When running a query with spilling enabled we get an error:
"Query 20170731_153056_00334_yexgm failed: Failed to read spilled pages"
We're running this on EMR 5.7.0 which has Presto 0.170. What could be possible reasons? What information I could provide to help investigate this? All params are default as set by EMR 5.7.0 but I can provide specifics if needed.
Thank you
It would be useful to see the stack trace of the worker that failed to read the spilled pages. You can find the failed task from the web ui and then go to the worker running that task and get the logs.
@nezihyigitbasi here's the stack trace:
com.facebook.presto.spi.PrestoException: Failed to read spilled pages
at com.facebook.presto.spiller.BinaryFileSpiller.readPages(BinaryFileSpiller.java:120)
at com.facebook.presto.spiller.BinaryFileSpiller.lambda$getSpills$1(BinaryFileSpiller.java:108)
at java.util.stream.IntPipeline$4$1.accept(IntPipeline.java:250)
at java.util.stream.Streams$RangeIntSpliterator.forEachRemaining(Streams.java:110)
at java.util.Spliterator$OfInt.forEachRemaining(Spliterator.java:693)
at java.util.stream.AbstractPipeline.copyInto(AbstractPipeline.java:481)
at java.util.stream.AbstractPipeline.wrapAndCopyInto(AbstractPipeline.java:471)
at java.util.stream.ReduceOps$ReduceOp.evaluateSequential(ReduceOps.java:708)
at java.util.stream.AbstractPipeline.evaluate(AbstractPipeline.java:234)
at java.util.stream.ReferencePipeline.collect(ReferencePipeline.java:499)
at com.facebook.presto.spiller.BinaryFileSpiller.getSpills(BinaryFileSpiller.java:109)
at com.facebook.presto.operator.aggregation.builder.SpillableHashAggregationBuilder.mergeFromDisk(SpillableHashAggregationBuilder.java:256)
at com.facebook.presto.operator.aggregation.builder.SpillableHashAggregationBuilder.buildResult(SpillableHashAggregationBuilder.java:187)
at com.facebook.presto.operator.HashAggregationOperator.getOutput(HashAggregationOperator.java:438)
at com.facebook.presto.operator.Driver.processInternal(Driver.java:303)
at com.facebook.presto.operator.Driver.lambda$processFor$6(Driver.java:234)
at com.facebook.presto.operator.Driver.tryWithLock(Driver.java:537)
at com.facebook.presto.operator.Driver.processFor(Driver.java:229)
at com.facebook.presto.execution.SqlTaskExecution$DriverSplitRunner.processFor(SqlTaskExecution.java:622)

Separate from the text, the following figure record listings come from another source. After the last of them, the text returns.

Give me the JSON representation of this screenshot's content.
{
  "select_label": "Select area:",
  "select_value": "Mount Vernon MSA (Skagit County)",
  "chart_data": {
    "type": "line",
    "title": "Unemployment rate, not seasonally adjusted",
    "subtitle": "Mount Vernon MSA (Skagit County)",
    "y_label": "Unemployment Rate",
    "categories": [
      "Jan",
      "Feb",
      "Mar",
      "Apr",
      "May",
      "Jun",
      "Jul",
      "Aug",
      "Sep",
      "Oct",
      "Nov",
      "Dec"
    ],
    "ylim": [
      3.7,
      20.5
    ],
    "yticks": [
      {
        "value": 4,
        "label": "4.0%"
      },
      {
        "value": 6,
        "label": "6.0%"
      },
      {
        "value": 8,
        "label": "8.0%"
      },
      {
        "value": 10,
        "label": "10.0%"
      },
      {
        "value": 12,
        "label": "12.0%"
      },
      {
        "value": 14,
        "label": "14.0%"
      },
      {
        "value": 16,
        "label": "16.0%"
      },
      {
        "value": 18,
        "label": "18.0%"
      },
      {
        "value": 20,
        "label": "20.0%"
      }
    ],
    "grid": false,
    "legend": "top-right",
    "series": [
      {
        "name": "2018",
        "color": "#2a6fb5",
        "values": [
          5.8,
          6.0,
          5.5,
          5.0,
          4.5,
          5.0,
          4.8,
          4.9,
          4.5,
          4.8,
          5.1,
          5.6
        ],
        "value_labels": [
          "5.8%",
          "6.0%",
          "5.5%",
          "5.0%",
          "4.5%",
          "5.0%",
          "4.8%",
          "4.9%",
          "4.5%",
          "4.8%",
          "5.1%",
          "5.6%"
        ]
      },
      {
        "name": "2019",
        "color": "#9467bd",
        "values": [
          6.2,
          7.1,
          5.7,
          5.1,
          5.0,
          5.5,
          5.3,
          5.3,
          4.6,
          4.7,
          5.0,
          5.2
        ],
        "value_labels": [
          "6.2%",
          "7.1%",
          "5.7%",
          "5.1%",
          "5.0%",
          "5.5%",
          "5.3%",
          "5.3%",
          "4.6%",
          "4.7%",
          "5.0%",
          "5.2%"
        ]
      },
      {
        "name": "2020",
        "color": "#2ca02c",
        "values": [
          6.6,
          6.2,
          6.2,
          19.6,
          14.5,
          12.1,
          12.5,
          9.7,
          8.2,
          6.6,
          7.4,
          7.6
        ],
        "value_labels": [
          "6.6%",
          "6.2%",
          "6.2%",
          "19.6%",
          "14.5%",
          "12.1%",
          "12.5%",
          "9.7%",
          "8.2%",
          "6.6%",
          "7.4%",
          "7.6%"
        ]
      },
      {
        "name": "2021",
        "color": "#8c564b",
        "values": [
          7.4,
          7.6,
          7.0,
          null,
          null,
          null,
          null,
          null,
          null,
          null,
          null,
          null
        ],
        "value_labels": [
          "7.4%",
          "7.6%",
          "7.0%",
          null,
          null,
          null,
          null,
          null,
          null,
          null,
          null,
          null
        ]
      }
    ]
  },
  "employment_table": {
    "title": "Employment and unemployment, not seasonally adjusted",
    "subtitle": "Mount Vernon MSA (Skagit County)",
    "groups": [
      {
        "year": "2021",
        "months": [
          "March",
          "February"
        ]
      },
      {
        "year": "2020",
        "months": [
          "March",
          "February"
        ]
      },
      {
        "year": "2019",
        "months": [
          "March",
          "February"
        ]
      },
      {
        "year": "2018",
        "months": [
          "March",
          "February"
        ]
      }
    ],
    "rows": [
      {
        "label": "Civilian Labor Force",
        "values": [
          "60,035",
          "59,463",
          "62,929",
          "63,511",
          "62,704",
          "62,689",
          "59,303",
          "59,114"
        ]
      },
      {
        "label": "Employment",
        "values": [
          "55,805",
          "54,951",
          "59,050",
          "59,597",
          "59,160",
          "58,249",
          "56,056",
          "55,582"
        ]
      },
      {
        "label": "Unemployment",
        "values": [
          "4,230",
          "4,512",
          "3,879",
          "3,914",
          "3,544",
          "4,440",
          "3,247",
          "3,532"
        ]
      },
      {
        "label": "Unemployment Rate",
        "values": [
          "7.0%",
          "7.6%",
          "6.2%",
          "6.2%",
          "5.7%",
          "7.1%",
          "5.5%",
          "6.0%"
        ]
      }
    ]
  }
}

at com.facebook.presto.execution.TaskExecutor$PrioritizedSplitRunner.process(TaskExecutor.java:624)
at com.facebook.presto.execution.TaskExecutor$Runner.run(TaskExecutor.java:776)
at java.util.concurrent.ThreadPoolExecutor.runWorker(ThreadPoolExecutor.java:1149)
at java.util.concurrent.ThreadPoolExecutor$Worker.run(ThreadPoolExecutor.java:624)
at java.lang.Thread.run(Thread.java:748)
Caused by: java.io.FileNotFoundException: /tmp/presto/spills/presto-spill1467464677085147065/140.bin (Too many open files)
at java.io.FileInputStream.open0(Native Method)
at java.io.FileInputStream.open(FileInputStream.java:195)
at java.io.FileInputStream.<init>(FileInputStream.java:138)
at com.facebook.presto.spiller.BinaryFileSpiller.readPages(BinaryFileSpiller.java:115)
... 23 more
Seems it's too many open files. I think this is most likely related. https://groups.google.com/forum/#!topic/presto-users/-N_-5-J0cSE .. Will try to figure out how to increase the limit on EMR to see if the issue goes away. Thank you for your help! Will close if it works fine.
Yeah that's the reason: Too many open files. Bump up the max file descriptors limit as mentioned in that e-mail and please re-open if that doesn't solve your problem.
Adding
presto soft nofile 32768
presto hard nofile 65536
presto soft nproc 32768
presto hard nproc 65536
to /etc/security/limits.conf on every node solved our issue. On EMR this can be done with bootstrap actions script.
Most helpful comment
Adding
presto soft nofile 32768
presto hard nofile 65536
presto soft nproc 32768
presto hard nproc 65536
to /etc/security/limits.conf on every node solved our issue. On EMR this can be done with bootstrap actions script.